BasisBijbel

1 Samuel 14:19-26 BasisBijbel (BB)

19. Maar intussen werd het lawaai in het kamp van de Filistijnen luider en luider. Daarom zei Saul tegen de priester: "Laat het maar."

20. Saul verzamelde zijn mannen en ging naar de plaats waar werd gevochten. Toen ze daar aankwamen, zagen ze dat de Filistijnen met elkaar vochten. Het was één grote verwarring.

21. Een groot aantal Hebreeën dat eerst overgelopen was naar het leger van de Filistijnen, sloot zich nu aan bij het leger van Saul en Jonatan.
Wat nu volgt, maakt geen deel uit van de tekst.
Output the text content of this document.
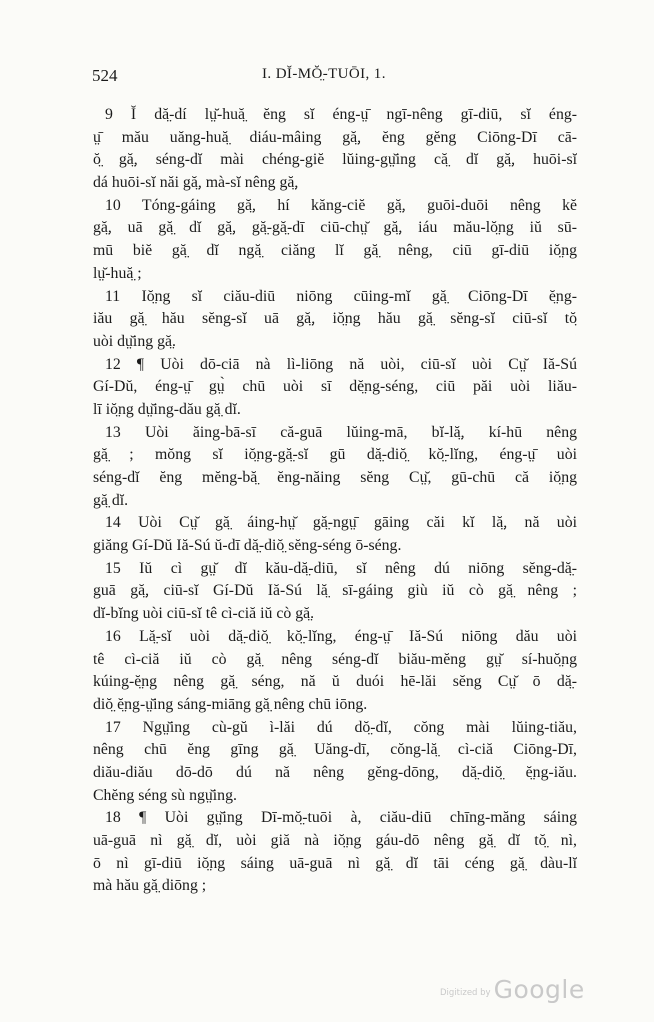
524	I. DĬ-MŎ̤-TUŌI, 1.
9 Ĭ dă̤-dí lṳ̆-huă̤ ĕng sĭ éng-ṳ̄ ngī-nêng gī-diū, sĭ éng-
ṳ̄ mău uăng-huă̤ diáu-mâing gă̤, ĕng gĕng Ciōng-Dī cā-
ŏ̤ gă̤, séng-dĭ mài chéng-giĕ lŭing-gṳ̆ing că̤ dĭ gă̤, huōi-sĭ
dá huōi-sĭ năi gă̤, mà-sĭ nêng gă̤,
10 Tóng-gáing gă̤, hí kăng-ciĕ gă̤, guōi-duōi nêng kĕ
gă̤, uā gă̤ dĭ gă̤, gă̤-gă̤-dī ciū-chṳ̆ gă̤, iáu mău-lŏ̤ng iŭ sū-
mū biĕ gă̤ dĭ ngă̤ ciăng lĭ gă̤ nêng, ciū gī-diū iŏ̤ng
lṳ̆-huă̤ ;
11 Iŏ̤ng sĭ ciău-diū niōng cūing-mĭ gă̤ Ciōng-Dī ĕ̤ng-
iău gă̤ hău sĕng-sĭ uā gă̤, iŏ̤ng hău gă̤ sĕng-sĭ ciū-sĭ tŏ̤
uòi dṳ̆ing gă̤.
12 ¶ Uòi dō-ciā nà lì-liōng nă uòi, ciū-sĭ uòi Cṳ̆ Iă-Sú
Gí-Dŭ, éng-ṳ̄ gṳ̀ chū uòi sī dĕ̤ng-séng, ciū păi uòi liău-
lī iŏ̤ng dṳ̆ing-dău gă̤ dĭ.
13 Uòi ăing-bā-sī că-guā lŭing-mā, bĭ-lă̤, kí-hū nêng
gă̤ ; mŏng sĭ iŏ̤ng-gă̤-sĭ gū dă̤-diŏ̤ kŏ̤-lĭng, éng-ṳ̄ uòi
séng-dĭ ĕng mĕng-bă̤ ĕng-năing sĕng Cṳ̆, gū-chū că iŏ̤ng
gă̤ dĭ.
14 Uòi Cṳ̆ gă̤ áing-hṳ̆ gă̤-ngṳ̄ gāing căi kĭ lă̤, nă uòi
giăng Gí-Dŭ Iă-Sú ŭ-dī dă̤-diŏ̤ sĕng-séng ō-séng.
15 Iŭ cì gṳ̆ dĭ kău-dă̤-diū, sĭ nêng dú niōng sĕng-dă̤-
guā gă̤, ciū-sĭ Gí-Dŭ Iă-Sú lă̤ sī-gáing giù iŭ cò gă̤ nêng ;
dĭ-bĭng uòi ciū-sĭ tê cì-ciă iŭ cò gă̤.
16 Lă̤-sĭ uòi dă̤-diŏ̤ kŏ̤-lĭng, éng-ṳ̄ Iă-Sú niōng dău uòi
tê cì-ciă iŭ cò gă̤ nêng séng-dĭ biău-mĕng gṳ̆ sí-huŏ̤ng
kúing-ĕ̤ng nêng gă̤ séng, nă ŭ duói hē-lăi sĕng Cṳ̆ ō dă̤-
diŏ̤ ĕ̤ng-ṳ̆ing sáng-miāng gă̤ nêng chū iōng.
17 Ngṳ̆ing cù-gŭ ì-lăi dú dŏ̤-dĭ, cŏng mài lŭing-tiău,
nêng chū ĕng gīng gă̤ Uăng-dī, cŏng-lă̤ cì-ciă Ciōng-Dī,
diău-diău dō-dō dú nă nêng gĕng-dōng, dă̤-diŏ̤ ĕ̤ng-iău.
Chĕng séng sù ngṳ̆ing.
18 ¶ Uòi gṳ̆ing Dī-mŏ̤-tuōi à, ciău-diū chīng-măng sáing
uā-guā nì gă̤ dĭ, uòi giă nà iŏ̤ng gáu-dō nêng gă̤ dĭ tŏ̤ nì,
ō nì gī-diū iŏ̤ng sáing uā-guā nì gă̤ dĭ tāi céng gă̤ dàu-lĭ
mà hău gă̤ diōng ;
Digitized by Google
22. De Israëlieten die zich in de bergen van Efraïm hadden verborgen, hoorden ook dat de Filistijnen op de vlucht sloegen. Toen sloten ook zij zich bij Saul aan in de strijd.

23. Zo bevrijdde de Heer die dag Israël. Er werd tot voorbij Bet-Aven gevochten.

24. Aan het begin van die dag had Saul tegen zijn mannen gezegd: "Vervloekt is iedereen die iets eet voordat het avond is en voordat ik mij heb gewroken op mijn vijanden." Daarom had niemand van hen die dag iets gegeten. Hierdoor waren ze erg moe.

25. Tijdens de achtervolging kwamen ze in een bos. Daar zagen ze honing.

26. Maar niemand durfde er iets van te eten, uit angst voor de vervloeking.